O coração desta superbike permanece este robusto quatro cilindros em linha de 999 cc, uma arquitetura lendária que pulsa com uma compressão de 13.5:1. A Suzuki anuncia 212 cavalos, uma potência que coloca a máquina no círculo muito fechado das hypersportivas, mas em pista, ela demonstrou dificuldades em manter o ritmo diante dos grandes nomes atuais. O quadro perimétrico em alumínio, a garrafa Showa invertida de 42 mm e o monoamortecedor Showa constituem uma base sólida, realçada aqui por equipamentos racing como as pinças monobloco de quatro pistões, os discos de 320 mm e uma linha Arrow. O peso a seco de 163 kg e o reservatório de 23 litros delineiam uma silhueta agressiva, pronta para a batalha, mas a questão da velocidade em pista permanece em aberto.

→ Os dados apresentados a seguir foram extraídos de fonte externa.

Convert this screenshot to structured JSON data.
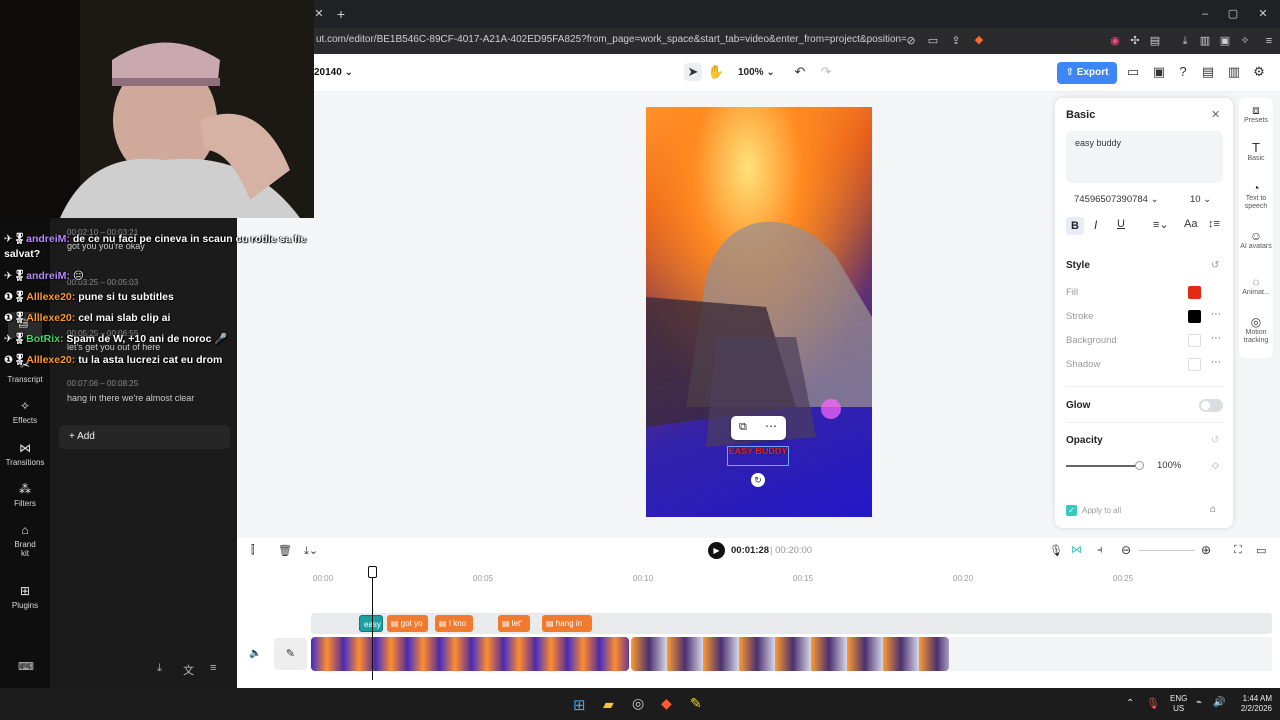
{
  "browser": {
    "url": "ut.com/editor/BE1B546C-89CF-4017-A21A-402ED95FA825?from_page=work_space&start_tab=video&enter_from=project&position=my_d..."
  },
  "header": {
    "project_name": "20140",
    "zoom": "100%",
    "export_label": "Export"
  },
  "leftnav": {
    "items": [
      {
        "label": "Transcript",
        "icon": "transcript-icon"
      },
      {
        "label": "Effects",
        "icon": "effects-icon"
      },
      {
        "label": "Transitions",
        "icon": "transitions-icon"
      },
      {
        "label": "Filters",
        "icon": "filters-icon"
      },
      {
        "label": "Brand kit",
        "icon": "brand-kit-icon"
      },
      {
        "label": "Plugins",
        "icon": "plugins-icon"
      }
    ]
  },
  "transcript": {
    "segments": [
      {
        "time": "00:02:10 – 00:03:21",
        "text": "got you you're okay"
      },
      {
        "time": "00:03:25 – 00:05:03",
        "text": ""
      },
      {
        "time": "00:05:25 – 00:06:55",
        "text": "let's get you out of here"
      },
      {
        "time": "00:07:06 – 00:08:25",
        "text": "hang in there we're almost clear"
      }
    ],
    "add_label": "Add"
  },
  "chat": [
    {
      "user": "andreiM:",
      "msg": "de ce nu faci pe cineva in scaun cu rotile sa fie",
      "cont": "salvat?"
    },
    {
      "user": "andreiM:",
      "msg": "😐"
    },
    {
      "user": "Alllexe20:",
      "msg": "pune si tu subtitles"
    },
    {
      "user": "Alllexe20:",
      "msg": "cel mai slab clip ai"
    },
    {
      "user": "BotRix:",
      "msg": "Spam de W, +10 ani de noroc 🎤"
    },
    {
      "user": "Alllexe20:",
      "msg": "tu la asta lucrezi cat eu drom"
    }
  ],
  "canvas": {
    "caption_text": "EASY BUDDY"
  },
  "props": {
    "title": "Basic",
    "text_value": "easy buddy",
    "font_name": "74596507390784",
    "font_size": "10",
    "style_title": "Style",
    "fill_label": "Fill",
    "fill_color": "#e32a12",
    "stroke_label": "Stroke",
    "stroke_color": "#000000",
    "background_label": "Background",
    "shadow_label": "Shadow",
    "glow_label": "Glow",
    "opacity_label": "Opacity",
    "opacity_value": "100%",
    "opacity_level": 1.0,
    "apply_all_label": "Apply to all"
  },
  "rightbar": {
    "items": [
      {
        "label": "Presets"
      },
      {
        "label": "Basic"
      },
      {
        "label": "Text to speech"
      },
      {
        "label": "AI avatars"
      },
      {
        "label": "Animat..."
      },
      {
        "label": "Motion tracking"
      }
    ]
  },
  "timeline": {
    "current_time": "00:01:28",
    "total_time": "00:20:00",
    "ticks": [
      "00:00",
      "00:05",
      "00:10",
      "00:15",
      "00:20",
      "00:25"
    ],
    "captions": [
      "easy",
      "got yo",
      "I kno",
      "let'",
      "hang in"
    ]
  },
  "taskbar": {
    "lang": "ENG",
    "region": "US",
    "time": "1:44 AM",
    "date": "2/2/2026"
  }
}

A um preço de 100000 euros, esta Factory SUPERBIKE Alstare não é uma máquina para o comum dos motociclistas. Ela visa explicitamente o mundo da competição cliente e os pilotos amadores abastados que buscam uma montura de trackday com um pedigree WSBK. Comparada às concorrentes, ela oferece uma filosofia talvez mais tradicional, menos radical em suas inovações eletrônicas ou arquitetônicas. Seu motor, fiel à linhagem GSX-R, é uma fera de corrida que exige uma utilização em alto regime, enquanto seu chassi conhecido proporciona uma confiança imediata aos pilotos habituados.

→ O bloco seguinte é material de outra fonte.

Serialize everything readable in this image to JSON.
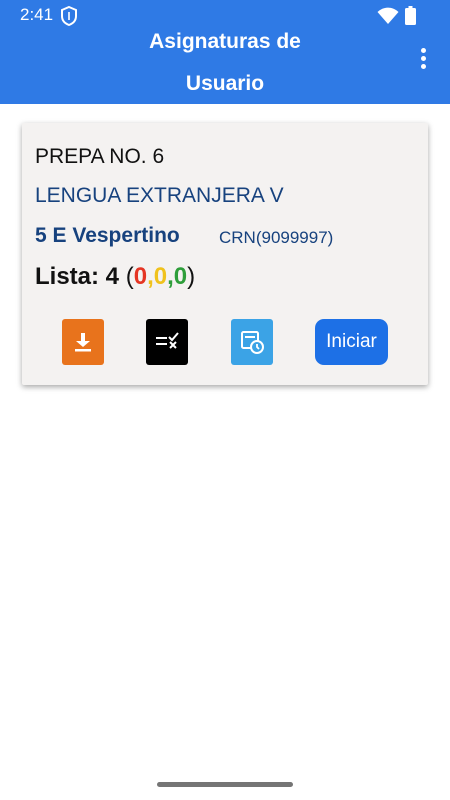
{
  "status_bar": {
    "time": "2:41",
    "icons": [
      "shield-icon",
      "wifi-icon",
      "battery-icon"
    ]
  },
  "app_bar": {
    "title_line1": "Asignaturas de",
    "title_line2": "Usuario",
    "color": "#2f7ae5",
    "menu_icon": "more-vert-icon"
  },
  "card": {
    "school": "PREPA NO. 6",
    "course": "LENGUA EXTRANJERA V",
    "group": "5 E Vespertino",
    "crn": "CRN(9099997)",
    "lista_label": "Lista: 4 ",
    "paren_open": "(",
    "count_red": "0",
    "comma1": ",",
    "count_yellow": "0",
    "comma2": ",",
    "count_green": "0",
    "paren_close": ")",
    "buttons": {
      "download_icon": "download-icon",
      "list_icon": "list-check-icon",
      "history_icon": "history-icon",
      "start_label": "Iniciar"
    },
    "colors": {
      "download": "#e8731c",
      "list": "#000000",
      "history": "#3ba3e6",
      "start": "#1d70e6"
    }
  }
}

Para a temporada 2010, a Suzuki celebra os 25 anos da saga GSX-R com esta versão Alstare. O objetivo é claro: recuperar a glória perdida no WSBK. Os trunfos estão lá: uma potência bruta, um chassi equilibrado, e agora uma equipe pilotada por Guintoli e Haslam. Mas na arena das hypersportivas, onde cada ano traz saltos tecnológicos, o conservadorismo pode ser um handicap. Esta GSX-R 1000 Factory deve provar que seu caráter e seu retorno aos valores fundamentais podem compensar a ausência de novidades impactantes. Ela permanece uma superbike de sangue puro, mas deve agora mostrar que pode ainda vencer vitórias, não apenas nostalgias.